Camp Merrit, San Francisco June 1898
13.5 in HIGH x 41 in WIDE
(34.29 cm HIGH x 104.14 cm WIDE)
Gift of Mr. John E. Ruden

The poster shows four photographs by W. B. Tyler of Camp Merritt in San Francsico, 1898, to form a panoramic view of the camp, including the bay, the soldiers barraks (both permanant and temporary) and a cemetary among other buildings.

Harry P. Todd, originally from Kansas, moved to California around 1899, following his service in the U.S. Army.
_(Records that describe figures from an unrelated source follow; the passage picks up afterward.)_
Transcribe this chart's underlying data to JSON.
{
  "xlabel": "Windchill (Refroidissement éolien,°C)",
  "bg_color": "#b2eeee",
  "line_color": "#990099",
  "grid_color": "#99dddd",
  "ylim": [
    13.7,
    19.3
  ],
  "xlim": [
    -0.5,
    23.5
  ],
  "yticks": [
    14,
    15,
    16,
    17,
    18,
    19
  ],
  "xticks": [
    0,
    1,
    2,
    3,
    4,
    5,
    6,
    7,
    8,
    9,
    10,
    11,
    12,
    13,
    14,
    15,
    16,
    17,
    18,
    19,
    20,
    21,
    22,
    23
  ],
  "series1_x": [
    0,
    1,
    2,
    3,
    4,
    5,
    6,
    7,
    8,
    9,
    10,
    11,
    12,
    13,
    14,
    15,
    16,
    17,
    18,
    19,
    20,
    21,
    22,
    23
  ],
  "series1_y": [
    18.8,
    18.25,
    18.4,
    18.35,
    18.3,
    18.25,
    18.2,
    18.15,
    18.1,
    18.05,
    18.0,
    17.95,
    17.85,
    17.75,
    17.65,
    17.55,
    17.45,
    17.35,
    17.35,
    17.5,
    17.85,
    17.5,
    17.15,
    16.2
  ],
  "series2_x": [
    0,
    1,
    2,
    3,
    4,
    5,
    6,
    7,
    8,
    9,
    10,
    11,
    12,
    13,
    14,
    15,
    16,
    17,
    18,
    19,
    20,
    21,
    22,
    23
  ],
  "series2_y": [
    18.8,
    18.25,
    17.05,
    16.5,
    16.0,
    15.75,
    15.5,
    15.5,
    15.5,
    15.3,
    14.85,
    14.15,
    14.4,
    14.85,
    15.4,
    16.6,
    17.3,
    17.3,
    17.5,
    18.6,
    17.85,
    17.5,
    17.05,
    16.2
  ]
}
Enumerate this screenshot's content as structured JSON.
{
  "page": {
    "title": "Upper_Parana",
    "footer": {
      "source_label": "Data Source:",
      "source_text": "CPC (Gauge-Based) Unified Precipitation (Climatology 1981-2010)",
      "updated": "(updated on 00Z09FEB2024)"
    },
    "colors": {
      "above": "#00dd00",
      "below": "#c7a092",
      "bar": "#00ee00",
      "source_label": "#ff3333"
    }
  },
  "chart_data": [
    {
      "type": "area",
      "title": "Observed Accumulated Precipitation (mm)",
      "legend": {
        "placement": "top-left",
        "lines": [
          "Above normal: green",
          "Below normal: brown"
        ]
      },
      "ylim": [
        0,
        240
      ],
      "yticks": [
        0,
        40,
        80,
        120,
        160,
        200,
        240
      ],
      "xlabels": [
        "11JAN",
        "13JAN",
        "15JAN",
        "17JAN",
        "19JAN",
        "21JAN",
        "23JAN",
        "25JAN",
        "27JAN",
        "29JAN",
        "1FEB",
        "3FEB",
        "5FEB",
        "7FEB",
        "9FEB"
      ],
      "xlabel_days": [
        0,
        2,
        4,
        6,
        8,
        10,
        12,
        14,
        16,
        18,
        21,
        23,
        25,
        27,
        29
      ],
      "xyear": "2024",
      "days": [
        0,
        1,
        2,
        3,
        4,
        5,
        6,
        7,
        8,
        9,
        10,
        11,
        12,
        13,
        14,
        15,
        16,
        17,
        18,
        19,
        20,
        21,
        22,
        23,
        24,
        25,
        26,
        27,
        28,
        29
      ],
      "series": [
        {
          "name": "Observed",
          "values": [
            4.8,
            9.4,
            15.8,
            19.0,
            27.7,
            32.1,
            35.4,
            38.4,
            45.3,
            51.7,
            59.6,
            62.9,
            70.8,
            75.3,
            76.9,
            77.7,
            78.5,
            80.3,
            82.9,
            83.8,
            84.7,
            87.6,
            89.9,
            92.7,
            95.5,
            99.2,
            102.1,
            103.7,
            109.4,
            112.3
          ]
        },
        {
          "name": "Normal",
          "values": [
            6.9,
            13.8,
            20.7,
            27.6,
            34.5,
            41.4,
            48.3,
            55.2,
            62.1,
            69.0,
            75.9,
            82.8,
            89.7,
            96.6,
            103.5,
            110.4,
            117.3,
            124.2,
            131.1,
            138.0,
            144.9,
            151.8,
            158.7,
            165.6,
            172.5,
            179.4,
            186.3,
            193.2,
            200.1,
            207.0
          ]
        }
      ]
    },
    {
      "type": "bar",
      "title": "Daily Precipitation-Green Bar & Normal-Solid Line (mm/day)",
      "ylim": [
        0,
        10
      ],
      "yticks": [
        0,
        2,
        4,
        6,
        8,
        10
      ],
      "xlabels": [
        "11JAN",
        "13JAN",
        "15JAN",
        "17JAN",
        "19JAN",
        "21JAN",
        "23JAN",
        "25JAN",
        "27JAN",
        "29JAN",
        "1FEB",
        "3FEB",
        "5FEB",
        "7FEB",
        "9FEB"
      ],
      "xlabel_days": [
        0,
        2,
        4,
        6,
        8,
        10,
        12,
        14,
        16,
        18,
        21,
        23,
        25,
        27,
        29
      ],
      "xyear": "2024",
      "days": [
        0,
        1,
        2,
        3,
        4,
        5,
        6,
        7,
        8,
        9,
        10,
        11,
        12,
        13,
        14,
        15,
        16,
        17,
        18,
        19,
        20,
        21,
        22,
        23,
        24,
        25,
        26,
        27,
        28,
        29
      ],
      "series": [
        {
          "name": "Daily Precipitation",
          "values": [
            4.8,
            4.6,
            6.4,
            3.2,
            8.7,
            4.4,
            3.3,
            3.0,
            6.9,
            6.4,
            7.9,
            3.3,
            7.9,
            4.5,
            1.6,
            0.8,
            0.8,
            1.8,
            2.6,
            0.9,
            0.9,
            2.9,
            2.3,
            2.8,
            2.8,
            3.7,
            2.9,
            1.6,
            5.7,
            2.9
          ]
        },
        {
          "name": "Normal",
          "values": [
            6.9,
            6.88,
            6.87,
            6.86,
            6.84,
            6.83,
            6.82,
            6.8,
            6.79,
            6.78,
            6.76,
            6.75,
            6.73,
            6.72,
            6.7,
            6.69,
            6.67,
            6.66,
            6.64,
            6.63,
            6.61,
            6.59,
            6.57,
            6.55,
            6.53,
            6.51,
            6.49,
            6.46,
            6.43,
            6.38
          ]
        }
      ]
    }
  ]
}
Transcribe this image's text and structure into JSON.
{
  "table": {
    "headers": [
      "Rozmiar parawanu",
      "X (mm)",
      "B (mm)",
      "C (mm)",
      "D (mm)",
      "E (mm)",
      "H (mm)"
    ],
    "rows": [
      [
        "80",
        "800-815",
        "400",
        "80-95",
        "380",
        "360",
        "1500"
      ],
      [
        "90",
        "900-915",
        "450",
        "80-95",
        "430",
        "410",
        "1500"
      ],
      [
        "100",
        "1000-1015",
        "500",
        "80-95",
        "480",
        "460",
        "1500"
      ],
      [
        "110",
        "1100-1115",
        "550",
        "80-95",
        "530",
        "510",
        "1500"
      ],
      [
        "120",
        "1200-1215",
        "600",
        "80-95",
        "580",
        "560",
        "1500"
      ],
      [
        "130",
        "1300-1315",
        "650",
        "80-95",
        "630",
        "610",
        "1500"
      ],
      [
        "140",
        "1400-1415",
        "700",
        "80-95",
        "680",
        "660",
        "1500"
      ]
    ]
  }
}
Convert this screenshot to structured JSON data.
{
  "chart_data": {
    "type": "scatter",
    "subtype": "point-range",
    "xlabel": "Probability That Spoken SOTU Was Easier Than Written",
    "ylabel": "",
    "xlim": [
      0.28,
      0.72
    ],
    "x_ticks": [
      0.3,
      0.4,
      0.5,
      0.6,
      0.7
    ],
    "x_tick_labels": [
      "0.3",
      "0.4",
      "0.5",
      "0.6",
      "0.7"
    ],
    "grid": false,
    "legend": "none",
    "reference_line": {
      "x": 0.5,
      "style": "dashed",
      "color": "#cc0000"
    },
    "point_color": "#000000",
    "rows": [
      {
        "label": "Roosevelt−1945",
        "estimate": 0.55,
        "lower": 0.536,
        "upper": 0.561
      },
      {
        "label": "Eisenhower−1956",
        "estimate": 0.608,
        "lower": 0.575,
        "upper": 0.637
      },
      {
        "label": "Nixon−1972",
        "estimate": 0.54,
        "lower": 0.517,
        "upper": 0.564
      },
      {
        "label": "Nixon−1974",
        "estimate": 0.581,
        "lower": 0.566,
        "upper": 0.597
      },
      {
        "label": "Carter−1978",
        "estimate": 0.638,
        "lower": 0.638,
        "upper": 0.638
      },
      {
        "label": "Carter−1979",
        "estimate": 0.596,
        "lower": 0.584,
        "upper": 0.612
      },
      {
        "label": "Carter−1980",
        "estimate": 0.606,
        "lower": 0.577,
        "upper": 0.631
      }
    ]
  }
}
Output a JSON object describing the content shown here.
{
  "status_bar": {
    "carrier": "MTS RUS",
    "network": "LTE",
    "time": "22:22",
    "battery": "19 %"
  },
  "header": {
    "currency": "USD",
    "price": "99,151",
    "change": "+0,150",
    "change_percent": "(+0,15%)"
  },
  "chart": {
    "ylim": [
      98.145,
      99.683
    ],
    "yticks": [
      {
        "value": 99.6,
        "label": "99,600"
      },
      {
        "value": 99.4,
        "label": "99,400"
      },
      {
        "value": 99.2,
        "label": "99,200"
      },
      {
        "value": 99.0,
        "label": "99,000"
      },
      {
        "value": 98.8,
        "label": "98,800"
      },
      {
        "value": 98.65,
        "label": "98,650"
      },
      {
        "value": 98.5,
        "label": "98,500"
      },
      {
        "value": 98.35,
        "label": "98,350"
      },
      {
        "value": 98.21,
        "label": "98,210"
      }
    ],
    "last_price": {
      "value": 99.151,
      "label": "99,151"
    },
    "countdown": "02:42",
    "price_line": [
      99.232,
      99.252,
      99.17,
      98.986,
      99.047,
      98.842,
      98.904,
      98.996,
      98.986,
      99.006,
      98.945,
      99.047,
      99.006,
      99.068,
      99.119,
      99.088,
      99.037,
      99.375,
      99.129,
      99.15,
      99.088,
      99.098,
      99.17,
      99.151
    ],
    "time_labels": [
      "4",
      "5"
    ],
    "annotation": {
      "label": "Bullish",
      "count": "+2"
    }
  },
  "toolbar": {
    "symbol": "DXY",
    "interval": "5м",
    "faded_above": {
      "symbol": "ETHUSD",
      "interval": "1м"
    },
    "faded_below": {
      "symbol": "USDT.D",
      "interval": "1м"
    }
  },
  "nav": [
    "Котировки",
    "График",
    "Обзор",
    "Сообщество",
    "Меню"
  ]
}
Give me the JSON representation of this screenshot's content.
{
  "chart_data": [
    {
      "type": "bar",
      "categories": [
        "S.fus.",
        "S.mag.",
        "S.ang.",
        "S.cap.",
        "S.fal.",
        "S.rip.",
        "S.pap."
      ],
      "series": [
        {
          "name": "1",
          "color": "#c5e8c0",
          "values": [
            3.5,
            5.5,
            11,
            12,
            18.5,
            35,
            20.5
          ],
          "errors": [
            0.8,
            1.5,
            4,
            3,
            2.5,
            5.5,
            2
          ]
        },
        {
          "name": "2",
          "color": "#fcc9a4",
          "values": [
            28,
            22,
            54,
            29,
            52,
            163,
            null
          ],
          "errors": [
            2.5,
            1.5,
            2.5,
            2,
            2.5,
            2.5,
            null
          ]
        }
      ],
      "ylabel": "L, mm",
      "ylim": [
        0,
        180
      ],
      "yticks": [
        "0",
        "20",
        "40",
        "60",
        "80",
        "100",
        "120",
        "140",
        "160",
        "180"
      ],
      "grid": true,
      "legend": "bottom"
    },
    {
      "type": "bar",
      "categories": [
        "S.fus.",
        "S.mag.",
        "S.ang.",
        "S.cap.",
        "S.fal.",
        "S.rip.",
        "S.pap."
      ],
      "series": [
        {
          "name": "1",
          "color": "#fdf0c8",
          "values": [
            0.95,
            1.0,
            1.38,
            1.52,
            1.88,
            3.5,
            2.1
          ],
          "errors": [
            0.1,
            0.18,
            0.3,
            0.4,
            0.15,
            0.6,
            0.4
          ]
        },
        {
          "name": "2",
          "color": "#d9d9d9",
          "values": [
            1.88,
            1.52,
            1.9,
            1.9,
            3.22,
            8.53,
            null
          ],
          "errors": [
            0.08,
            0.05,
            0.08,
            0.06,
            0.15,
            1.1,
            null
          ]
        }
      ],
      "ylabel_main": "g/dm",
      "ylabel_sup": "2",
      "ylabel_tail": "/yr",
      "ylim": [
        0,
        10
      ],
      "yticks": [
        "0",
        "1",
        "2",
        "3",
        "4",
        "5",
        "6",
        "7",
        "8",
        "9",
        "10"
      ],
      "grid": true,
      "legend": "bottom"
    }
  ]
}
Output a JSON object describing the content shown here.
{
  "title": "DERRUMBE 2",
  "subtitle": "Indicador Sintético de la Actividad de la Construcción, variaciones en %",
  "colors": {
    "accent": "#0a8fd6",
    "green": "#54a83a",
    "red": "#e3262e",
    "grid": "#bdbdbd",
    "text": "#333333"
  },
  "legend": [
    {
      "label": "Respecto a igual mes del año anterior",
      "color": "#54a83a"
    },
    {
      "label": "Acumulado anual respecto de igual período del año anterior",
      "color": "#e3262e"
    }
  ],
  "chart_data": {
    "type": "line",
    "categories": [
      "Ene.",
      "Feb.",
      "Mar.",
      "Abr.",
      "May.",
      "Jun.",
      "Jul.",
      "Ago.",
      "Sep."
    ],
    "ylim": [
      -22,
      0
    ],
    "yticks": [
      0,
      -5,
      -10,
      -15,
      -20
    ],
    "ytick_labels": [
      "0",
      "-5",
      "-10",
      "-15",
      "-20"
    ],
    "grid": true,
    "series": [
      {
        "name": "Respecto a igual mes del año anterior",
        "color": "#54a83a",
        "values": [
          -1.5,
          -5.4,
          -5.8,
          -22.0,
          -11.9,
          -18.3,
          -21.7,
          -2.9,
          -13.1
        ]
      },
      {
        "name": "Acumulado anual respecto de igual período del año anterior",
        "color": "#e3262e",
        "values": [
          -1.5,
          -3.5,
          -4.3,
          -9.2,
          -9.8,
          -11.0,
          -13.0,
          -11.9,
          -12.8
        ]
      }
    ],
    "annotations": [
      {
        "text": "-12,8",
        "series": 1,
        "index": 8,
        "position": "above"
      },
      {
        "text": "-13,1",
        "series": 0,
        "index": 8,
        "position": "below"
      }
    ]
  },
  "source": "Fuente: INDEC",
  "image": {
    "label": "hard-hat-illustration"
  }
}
While in the army he served in the Philippine Islands during the Spanish American War.The Presidio was a natural staging point for troops leaving for the Philippine Islands during the conflict (Spansih American War) because of its proximity to the finest harbor on the west coast, and possessed enough land to house and train large numbers of troops for service in the Philippines. The first soldiers left the Presidio in May 1898, and consisted of the 1st California Infantry and the 2nd Oregon Infantry Regiments. Soon soldiers from Washington, Montana, Iowa, Wyoming, Kansas, Tennessee, and Utah would be stationed at the Presidio in addition to the regular garrison. From the beginning of the war to 1900, some 80,000 men passed through the post on their way to the Philippines. At the turn of the century, San Francisco offered many attractions, but army life at the Presidio was cramped, and sickness often flared up in the temporary tent camps. This situation prompted the military to improve troop facilities and helped change the face of the Presidio over the ensuing years.